For many college students, spring break is a time to lie on a beach. But in 1999, Stephanie Fingeroth, assistant director of outreach and education at the American Jewish World Service, discovered that many Jewish students were looking for more. In response, the AJWS, together with Hillel, created the “Alternative Spring Break” program.
Participants in the spring program this year spent one week assisting with the projects of La Coordinadora in El Salvador, an AJWS partner that promotes sustainable economic development in a region plagued by poverty, civil war, and natural disasters. In addition to the physical labor involved in building houses and farming, the week-long program included daily Jewish text study as well as a shabbat celebration.

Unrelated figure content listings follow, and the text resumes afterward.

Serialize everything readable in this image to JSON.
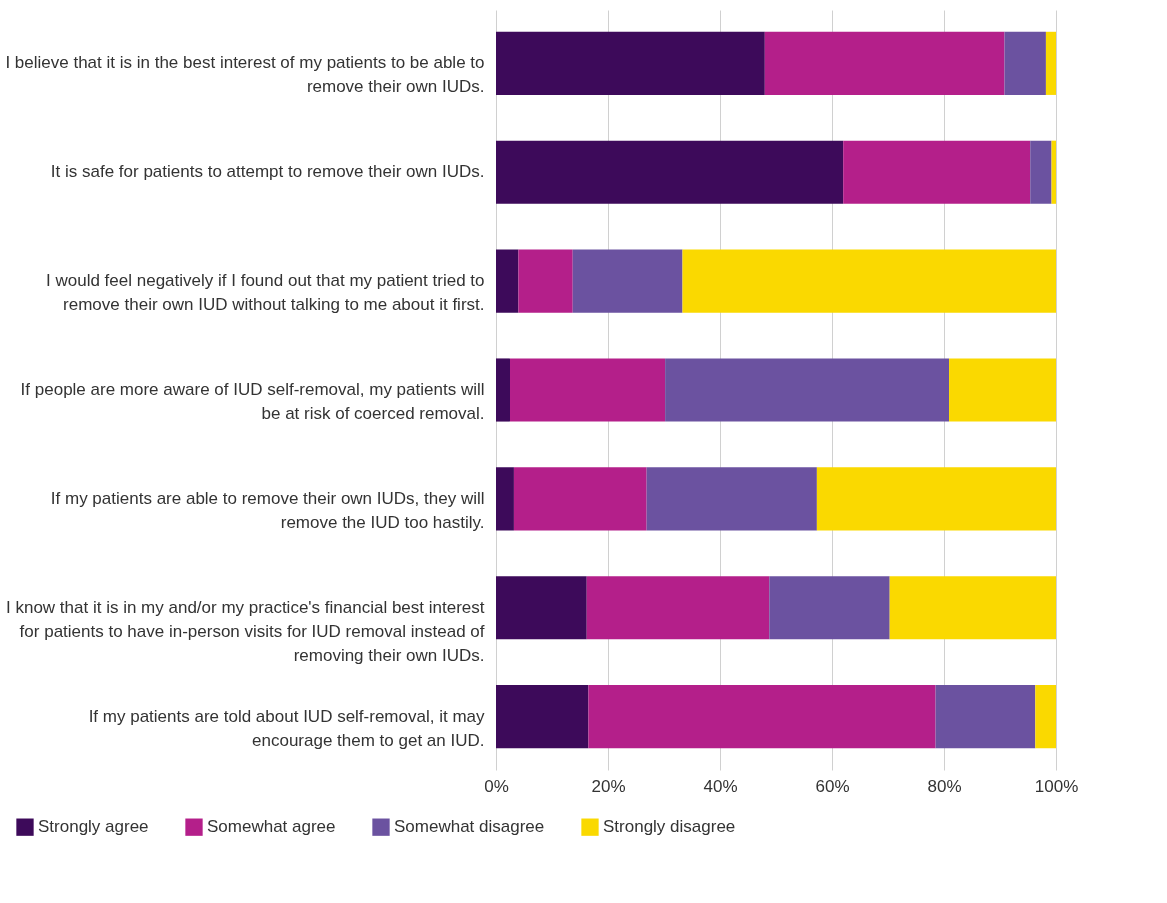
{
  "chart_data": {
    "type": "bar",
    "orientation": "horizontal",
    "stacked": true,
    "categories": [
      "I believe that it is in the best interest of my patients to be able to remove their own IUDs.",
      "It is safe for patients to attempt to remove their own IUDs.",
      "I would feel negatively if I found out that my patient tried to remove their own IUD without talking to me about it first.",
      "If people are more aware of IUD self-removal, my patients will be at risk of coerced removal.",
      "If my patients are able to remove their own IUDs, they will remove the IUD too hastily.",
      "I know that it is in my and/or my practice's financial best interest for patients to have in-person visits for IUD removal instead of removing their own IUDs.",
      "If my patients are told about IUD self-removal, it may encourage them to get an IUD."
    ],
    "series": [
      {
        "name": "Strongly agree",
        "color": "#3d0a5a",
        "values": [
          48,
          62,
          4,
          2.5,
          3.2,
          16.2,
          16.5
        ]
      },
      {
        "name": "Somewhat agree",
        "color": "#b41f8a",
        "values": [
          42.8,
          33.4,
          9.7,
          27.7,
          23.7,
          32.6,
          62
        ]
      },
      {
        "name": "Somewhat disagree",
        "color": "#6b52a0",
        "values": [
          7.4,
          3.8,
          19.6,
          50.7,
          30.4,
          21.5,
          17.8
        ]
      },
      {
        "name": "Strongly disagree",
        "color": "#fad900",
        "values": [
          1.8,
          0.8,
          66.7,
          19.1,
          42.7,
          29.7,
          3.7
        ]
      }
    ],
    "xlim": [
      0,
      100
    ],
    "xticks": [
      {
        "value": 0,
        "label": "0%"
      },
      {
        "value": 20,
        "label": "20%"
      },
      {
        "value": 40,
        "label": "40%"
      },
      {
        "value": 60,
        "label": "60%"
      },
      {
        "value": 80,
        "label": "80%"
      },
      {
        "value": 100,
        "label": "100%"
      }
    ],
    "grid": "x",
    "legend": "bottom"
  }
}
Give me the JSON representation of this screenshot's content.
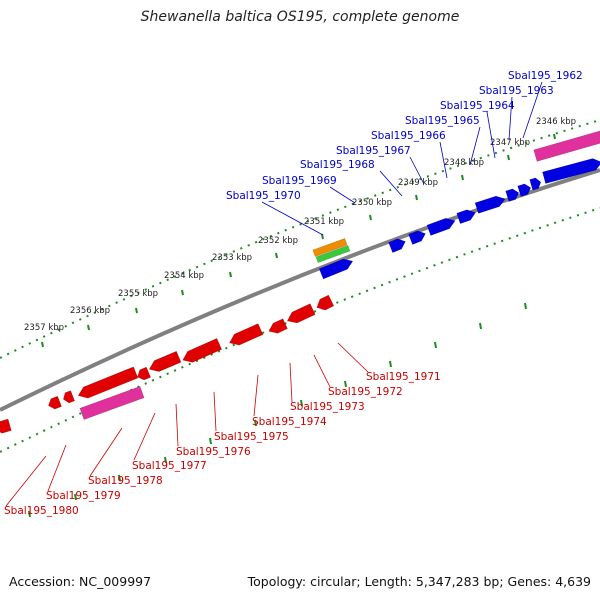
{
  "title": "Shewanella baltica OS195, complete genome",
  "footer": {
    "accession": "Accession: NC_009997",
    "summary": "Topology: circular; Length: 5,347,283 bp; Genes: 4,639"
  },
  "colors": {
    "forward_gene": "#0000e0",
    "reverse_gene": "#e00000",
    "forward_label": "#0000cc",
    "reverse_label": "#cc0000",
    "backbone": "#808080",
    "tick": "#1e8c1e",
    "pink_feature": "#e0309c",
    "orange_feature": "#f08c00",
    "green_feature": "#3cc83c"
  },
  "ticks": [
    "2346 kbp",
    "2347 kbp",
    "2348 kbp",
    "2349 kbp",
    "2350 kbp",
    "2351 kbp",
    "2352 kbp",
    "2353 kbp",
    "2354 kbp",
    "2355 kbp",
    "2356 kbp",
    "2357 kbp"
  ],
  "forward_genes": [
    "Sbal195_1962",
    "Sbal195_1963",
    "Sbal195_1964",
    "Sbal195_1965",
    "Sbal195_1966",
    "Sbal195_1967",
    "Sbal195_1968",
    "Sbal195_1969",
    "Sbal195_1970"
  ],
  "reverse_genes": [
    "Sbal195_1971",
    "Sbal195_1972",
    "Sbal195_1973",
    "Sbal195_1974",
    "Sbal195_1975",
    "Sbal195_1976",
    "Sbal195_1977",
    "Sbal195_1978",
    "Sbal195_1979",
    "Sbal195_1980"
  ]
}
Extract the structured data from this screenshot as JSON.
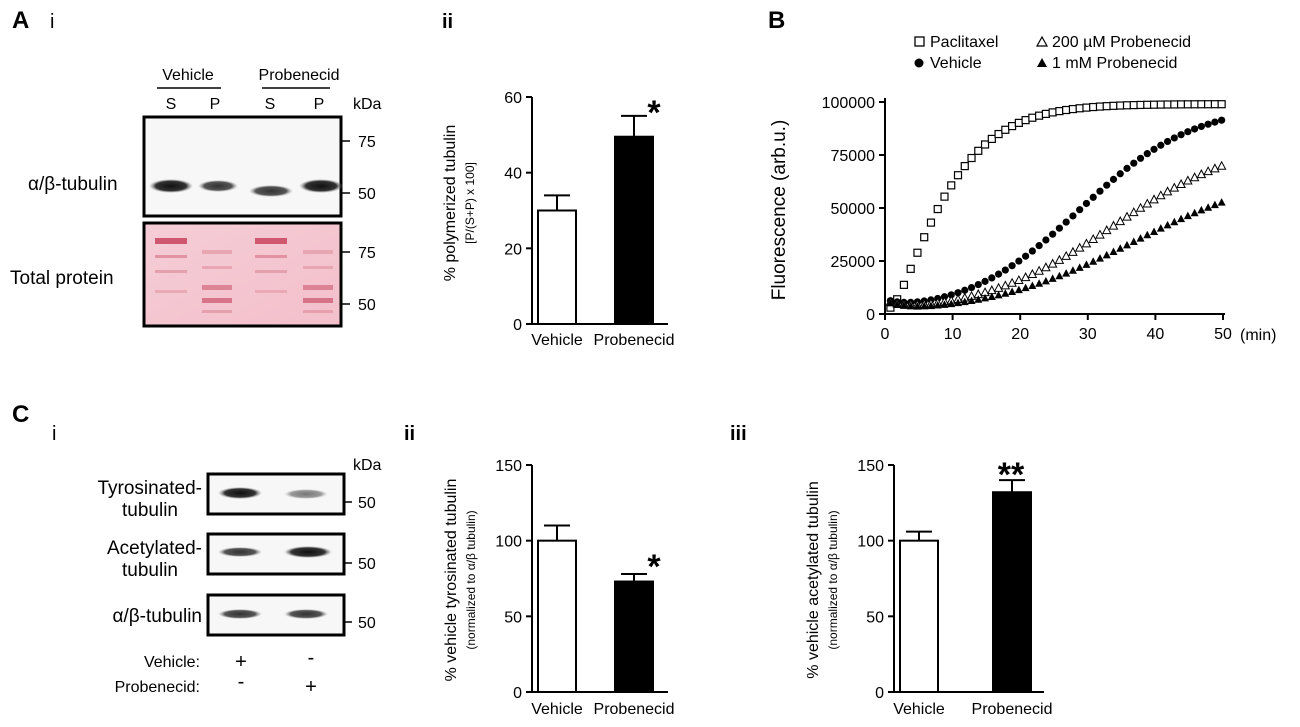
{
  "panels": {
    "A": {
      "letter": "A",
      "i": {
        "label": "i",
        "groups": [
          "Vehicle",
          "Probenecid"
        ],
        "lanes": [
          "S",
          "P",
          "S",
          "P"
        ],
        "kda": "kDa",
        "blot1_name": "α/β-tubulin",
        "blot1_markers": [
          "75",
          "50"
        ],
        "blot2_name": "Total protein",
        "blot2_markers": [
          "75",
          "50"
        ]
      },
      "ii": {
        "label": "ii",
        "ylabel": "% polymerized tubulin",
        "ylabel2": "[P/(S+P) x 100]",
        "sig": "*"
      }
    },
    "B": {
      "letter": "B",
      "legend": [
        "Paclitaxel",
        "200 µM Probenecid",
        "Vehicle",
        "1 mM Probenecid"
      ],
      "ylabel": "Fluorescence (arb.u.)",
      "xunit": "(min)"
    },
    "C": {
      "letter": "C",
      "i": {
        "label": "i",
        "kda": "kDa",
        "blots": [
          {
            "name1": "Tyrosinated-",
            "name2": "tubulin",
            "marker": "50"
          },
          {
            "name1": "Acetylated-",
            "name2": "tubulin",
            "marker": "50"
          },
          {
            "name1": "α/β-tubulin",
            "name2": "",
            "marker": "50"
          }
        ],
        "rows": [
          {
            "name": "Vehicle:",
            "signs": [
              "+",
              "-"
            ]
          },
          {
            "name": "Probenecid:",
            "signs": [
              "-",
              "+"
            ]
          }
        ]
      },
      "ii": {
        "label": "ii",
        "ylabel": "% vehicle tyrosinated tubulin",
        "ylabel2": "(normalized to α/β tubulin)",
        "sig": "*"
      },
      "iii": {
        "label": "iii",
        "ylabel": "% vehicle acetylated tubulin",
        "ylabel2": "(normalized to α/β tubulin)",
        "sig": "**"
      }
    }
  },
  "chart_data": [
    {
      "id": "A-ii",
      "type": "bar",
      "categories": [
        "Vehicle",
        "Probenecid"
      ],
      "values": [
        30,
        49.5
      ],
      "errors": [
        4,
        5.5
      ],
      "fills": [
        "#ffffff",
        "#000000"
      ],
      "ylim": [
        0,
        60
      ],
      "yticks": [
        0,
        20,
        40,
        60
      ],
      "ylabel": "% polymerized tubulin [P/(S+P) x 100]"
    },
    {
      "id": "B",
      "type": "scatter",
      "xlim": [
        0,
        50
      ],
      "ylim": [
        0,
        100000
      ],
      "xticks": [
        0,
        10,
        20,
        30,
        40,
        50
      ],
      "yticks": [
        0,
        25000,
        50000,
        75000,
        100000
      ],
      "xlabel": "(min)",
      "ylabel": "Fluorescence (arb.u.)",
      "series": [
        {
          "name": "Paclitaxel",
          "marker": "open-square",
          "params": {
            "k": "sat",
            "top": 99000,
            "t50": 7,
            "w": 4.5
          }
        },
        {
          "name": "Vehicle",
          "marker": "filled-circle",
          "params": {
            "k": "sig",
            "top": 100000,
            "t50": 28,
            "w": 8.5
          }
        },
        {
          "name": "200 µM Probenecid",
          "marker": "open-triangle",
          "params": {
            "k": "sig",
            "top": 85000,
            "t50": 33,
            "w": 10
          }
        },
        {
          "name": "1 mM Probenecid",
          "marker": "filled-triangle",
          "params": {
            "k": "sig",
            "top": 70000,
            "t50": 36,
            "w": 11
          }
        }
      ],
      "x_values": "0 to 50 min every 1 min"
    },
    {
      "id": "C-ii",
      "type": "bar",
      "categories": [
        "Vehicle",
        "Probenecid"
      ],
      "values": [
        100,
        73
      ],
      "errors": [
        10,
        5
      ],
      "fills": [
        "#ffffff",
        "#000000"
      ],
      "ylim": [
        0,
        150
      ],
      "yticks": [
        0,
        50,
        100,
        150
      ],
      "ylabel": "% vehicle tyrosinated tubulin (normalized to α/β tubulin)"
    },
    {
      "id": "C-iii",
      "type": "bar",
      "categories": [
        "Vehicle",
        "Probenecid"
      ],
      "values": [
        100,
        132
      ],
      "errors": [
        6,
        8
      ],
      "fills": [
        "#ffffff",
        "#000000"
      ],
      "ylim": [
        0,
        150
      ],
      "yticks": [
        0,
        50,
        100,
        150
      ],
      "ylabel": "% vehicle acetylated tubulin (normalized to α/β tubulin)"
    }
  ]
}
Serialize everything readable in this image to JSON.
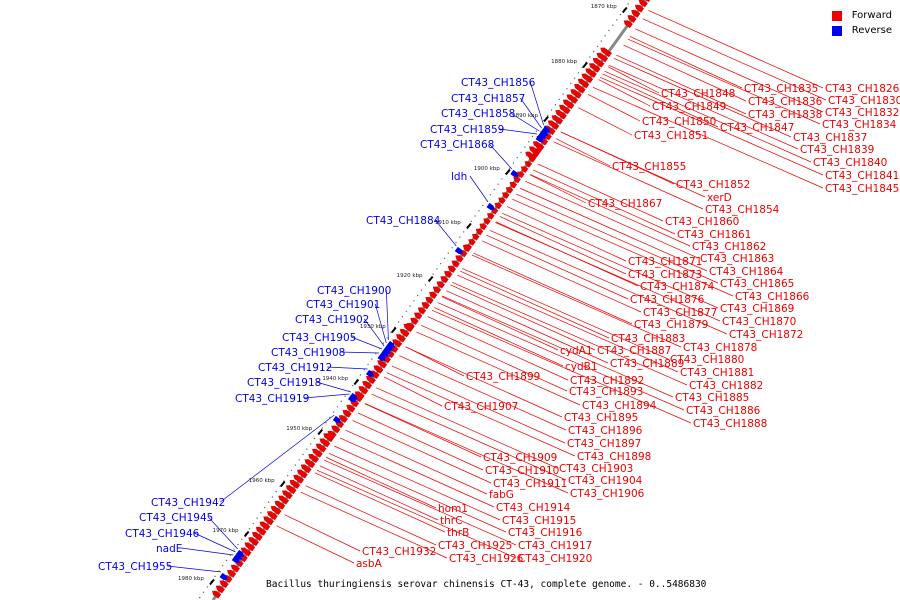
{
  "caption": "Bacillus thuringiensis serovar chinensis CT-43, complete genome. - 0..5486830",
  "legend": [
    {
      "label": "Forward",
      "color": "#ee0000"
    },
    {
      "label": "Reverse",
      "color": "#0000ee"
    }
  ],
  "colors": {
    "forward": "#ee0000",
    "reverse": "#0000ee",
    "backbone": "#888888"
  },
  "ticks": [
    "1870 kbp",
    "1880 kbp",
    "1890 kbp",
    "1900 kbp",
    "1910 kbp",
    "1920 kbp",
    "1930 kbp",
    "1940 kbp",
    "1950 kbp",
    "1960 kbp",
    "1970 kbp",
    "1980 kbp"
  ],
  "reverse_genes": [
    "CT43_CH1856",
    "CT43_CH1857",
    "CT43_CH1858",
    "CT43_CH1859",
    "CT43_CH1868",
    "ldh",
    "CT43_CH1884",
    "CT43_CH1900",
    "CT43_CH1901",
    "CT43_CH1902",
    "CT43_CH1905",
    "CT43_CH1908",
    "CT43_CH1912",
    "CT43_CH1918",
    "CT43_CH1919",
    "CT43_CH1942",
    "CT43_CH1945",
    "CT43_CH1946",
    "nadE",
    "CT43_CH1955"
  ],
  "forward_genes": [
    "CT43_CH1826",
    "CT43_CH1835",
    "CT43_CH1830",
    "CT43_CH1836",
    "CT43_CH1848",
    "CT43_CH1832",
    "CT43_CH1838",
    "CT43_CH1849",
    "CT43_CH1834",
    "CT43_CH1850",
    "CT43_CH1847",
    "CT43_CH1837",
    "CT43_CH1851",
    "CT43_CH1839",
    "CT43_CH1840",
    "CT43_CH1855",
    "CT43_CH1841",
    "CT43_CH1852",
    "CT43_CH1845",
    "xerD",
    "CT43_CH1854",
    "CT43_CH1867",
    "CT43_CH1860",
    "CT43_CH1861",
    "CT43_CH1862",
    "CT43_CH1863",
    "CT43_CH1871",
    "CT43_CH1864",
    "CT43_CH1873",
    "CT43_CH1865",
    "CT43_CH1874",
    "CT43_CH1866",
    "CT43_CH1876",
    "CT43_CH1869",
    "CT43_CH1877",
    "CT43_CH1870",
    "CT43_CH1879",
    "CT43_CH1872",
    "CT43_CH1883",
    "CT43_CH1878",
    "cydA1",
    "CT43_CH1887",
    "CT43_CH1880",
    "cydB1",
    "CT43_CH1889",
    "CT43_CH1881",
    "CT43_CH1899",
    "CT43_CH1892",
    "CT43_CH1882",
    "CT43_CH1893",
    "CT43_CH1885",
    "CT43_CH1894",
    "CT43_CH1907",
    "CT43_CH1886",
    "CT43_CH1895",
    "CT43_CH1888",
    "CT43_CH1896",
    "CT43_CH1897",
    "CT43_CH1898",
    "CT43_CH1909",
    "CT43_CH1903",
    "CT43_CH1910",
    "CT43_CH1904",
    "CT43_CH1911",
    "CT43_CH1906",
    "fabG",
    "CT43_CH1914",
    "hom1",
    "CT43_CH1915",
    "thrC",
    "CT43_CH1916",
    "thrB",
    "CT43_CH1925",
    "CT43_CH1917",
    "CT43_CH1926",
    "CT43_CH1920",
    "CT43_CH1932",
    "asbA"
  ]
}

“For a week or two after I got back, I was just glowing,” says Dana Blecher, a graduate student at the Columbia School of Social Work who was in El Salvador in March. “It feels good to see that your work is making a difference and to know that it is really appreciated.” She also points out that the program enabled students to connect to their Judaism in a context outside of synagogue.
Students from Barnard and Columbia who participated in this year’s program followed up by selling Mother’s Day gift certificates to raise money for “The Chicken Project,” which combats malnutrition by helping low-income El Salvadorians breed poultry. The certificates read: “Dear Mom . . . Just as you have always watched out for my needs, so will the donation of a chicken to the people of El Salvador help a mother take care of the needs of her family and children.”